Although the rear-facing camera is technically identical to the one on its predecessor, the Galaxy S II, the camera application has had many alterations and, in the end, the Galaxy S III creates evidently better images and especially better videos that can be recorded in Full HD resolution.
The camera is turned on in approximately 0.9 seconds, which is fast, but not the fastest (it takes 0.7 seconds on HTC One X), enabling the user to take photographs and record videos at the same time. The photographs are very sharp, vivid, realistic and, above all, have correctly saturated colors, unlike HTC One X's which seem too artificial. The same thing goes for recording videos; Samsung has surpassed the best competitors in this segment as well.
The 2100 mAh battery solidly deals with the demanding display, demanding chipset and the demanding software. After just several charges, once it reaches its full capacity, it enables two days of common performance, or a day and a half of above average usage with Wi-Fi, 3G and GPS antennas on.

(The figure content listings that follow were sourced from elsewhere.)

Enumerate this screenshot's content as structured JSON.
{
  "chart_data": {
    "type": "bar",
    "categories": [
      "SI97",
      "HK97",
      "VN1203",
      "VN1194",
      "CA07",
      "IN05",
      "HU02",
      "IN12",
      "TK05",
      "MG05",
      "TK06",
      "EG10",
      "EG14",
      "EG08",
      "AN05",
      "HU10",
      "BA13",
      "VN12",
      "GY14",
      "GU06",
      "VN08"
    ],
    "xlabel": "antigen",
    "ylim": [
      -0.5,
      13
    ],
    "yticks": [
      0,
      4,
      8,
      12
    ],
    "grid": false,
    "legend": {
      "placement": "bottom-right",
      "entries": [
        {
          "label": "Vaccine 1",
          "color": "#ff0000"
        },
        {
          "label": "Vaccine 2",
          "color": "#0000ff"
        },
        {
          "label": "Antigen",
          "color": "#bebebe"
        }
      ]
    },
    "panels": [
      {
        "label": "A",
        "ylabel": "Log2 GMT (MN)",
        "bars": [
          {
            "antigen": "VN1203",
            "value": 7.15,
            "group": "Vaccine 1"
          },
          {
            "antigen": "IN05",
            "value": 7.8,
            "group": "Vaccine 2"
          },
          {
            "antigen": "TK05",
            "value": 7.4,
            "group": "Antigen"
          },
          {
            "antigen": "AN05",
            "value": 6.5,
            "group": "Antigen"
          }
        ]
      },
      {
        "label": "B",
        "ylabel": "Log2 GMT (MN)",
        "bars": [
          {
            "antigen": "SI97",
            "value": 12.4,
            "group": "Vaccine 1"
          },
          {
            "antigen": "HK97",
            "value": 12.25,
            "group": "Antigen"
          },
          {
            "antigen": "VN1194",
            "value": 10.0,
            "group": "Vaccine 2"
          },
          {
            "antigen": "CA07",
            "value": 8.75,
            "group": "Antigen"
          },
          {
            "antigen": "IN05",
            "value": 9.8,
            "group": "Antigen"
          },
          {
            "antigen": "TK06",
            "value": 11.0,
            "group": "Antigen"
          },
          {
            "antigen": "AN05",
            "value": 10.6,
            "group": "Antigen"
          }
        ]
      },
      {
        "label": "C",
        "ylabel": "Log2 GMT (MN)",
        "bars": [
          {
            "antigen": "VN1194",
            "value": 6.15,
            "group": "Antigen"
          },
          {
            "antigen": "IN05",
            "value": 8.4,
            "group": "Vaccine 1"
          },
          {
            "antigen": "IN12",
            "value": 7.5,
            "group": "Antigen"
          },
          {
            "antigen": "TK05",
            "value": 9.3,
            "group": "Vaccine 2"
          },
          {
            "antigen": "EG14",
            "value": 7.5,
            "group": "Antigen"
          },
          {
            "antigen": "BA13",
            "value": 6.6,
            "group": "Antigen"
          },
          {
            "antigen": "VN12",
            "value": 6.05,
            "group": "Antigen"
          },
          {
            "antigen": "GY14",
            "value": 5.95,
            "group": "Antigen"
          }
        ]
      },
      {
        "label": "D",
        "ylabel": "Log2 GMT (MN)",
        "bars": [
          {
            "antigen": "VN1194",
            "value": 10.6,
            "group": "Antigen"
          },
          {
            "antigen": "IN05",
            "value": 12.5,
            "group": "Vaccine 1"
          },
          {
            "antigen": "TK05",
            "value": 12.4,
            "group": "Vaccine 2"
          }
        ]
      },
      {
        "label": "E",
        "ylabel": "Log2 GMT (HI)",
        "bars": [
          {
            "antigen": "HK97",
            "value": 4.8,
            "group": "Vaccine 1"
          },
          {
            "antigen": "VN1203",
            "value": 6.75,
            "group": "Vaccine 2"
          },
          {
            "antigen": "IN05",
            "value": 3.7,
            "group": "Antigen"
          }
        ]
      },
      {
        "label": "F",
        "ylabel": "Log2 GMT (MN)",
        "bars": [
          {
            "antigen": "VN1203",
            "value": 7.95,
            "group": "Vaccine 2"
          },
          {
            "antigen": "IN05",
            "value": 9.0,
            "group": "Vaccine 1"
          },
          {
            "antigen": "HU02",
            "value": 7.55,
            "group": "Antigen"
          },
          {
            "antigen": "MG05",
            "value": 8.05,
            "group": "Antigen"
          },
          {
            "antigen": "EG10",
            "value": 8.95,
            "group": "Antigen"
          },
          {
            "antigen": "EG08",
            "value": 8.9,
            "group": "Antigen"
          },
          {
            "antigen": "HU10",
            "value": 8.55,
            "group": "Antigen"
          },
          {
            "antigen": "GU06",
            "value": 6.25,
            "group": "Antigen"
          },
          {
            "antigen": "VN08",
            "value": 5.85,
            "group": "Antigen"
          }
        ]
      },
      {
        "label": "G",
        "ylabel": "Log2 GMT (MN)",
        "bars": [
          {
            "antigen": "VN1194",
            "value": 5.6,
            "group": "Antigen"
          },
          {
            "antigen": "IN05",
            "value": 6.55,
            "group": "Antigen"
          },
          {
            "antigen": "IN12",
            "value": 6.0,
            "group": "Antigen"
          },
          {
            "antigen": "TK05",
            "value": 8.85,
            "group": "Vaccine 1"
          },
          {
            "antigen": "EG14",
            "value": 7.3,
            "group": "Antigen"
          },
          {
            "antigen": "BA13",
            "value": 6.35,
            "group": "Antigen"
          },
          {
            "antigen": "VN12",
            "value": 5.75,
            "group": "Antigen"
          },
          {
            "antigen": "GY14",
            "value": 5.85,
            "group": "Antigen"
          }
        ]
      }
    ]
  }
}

Even though the battery capacity is significantly greater than what is average for top models, in real-world use, it is just slightly better than average. It could be worse though; after the device was launched in London, it was expected that its battery life would be a problem, just like with iPhone 4S.
Once all impressions regarding the Samsung Galaxy S III are gathered, the list of pros is much longer than the cons. One can conclude, quite soon after trying this device, that this is the best smartphone on the market now. It has raised the bar for the competition and the only competition Samsung can expect this year is from the iPhone 5.
On the other hand, the Galaxy S III has minute shortcomings, like the fact that it is not that photogenic, it does not have a special camera key, and that it has too many gestures for the user to learn in order to use it with more ease. Still, these are so negligible that they almost contribute to its charm. This is why this smartphone is a great blow to the HTC One X, as well as a great challenge for the next Apple iPhone.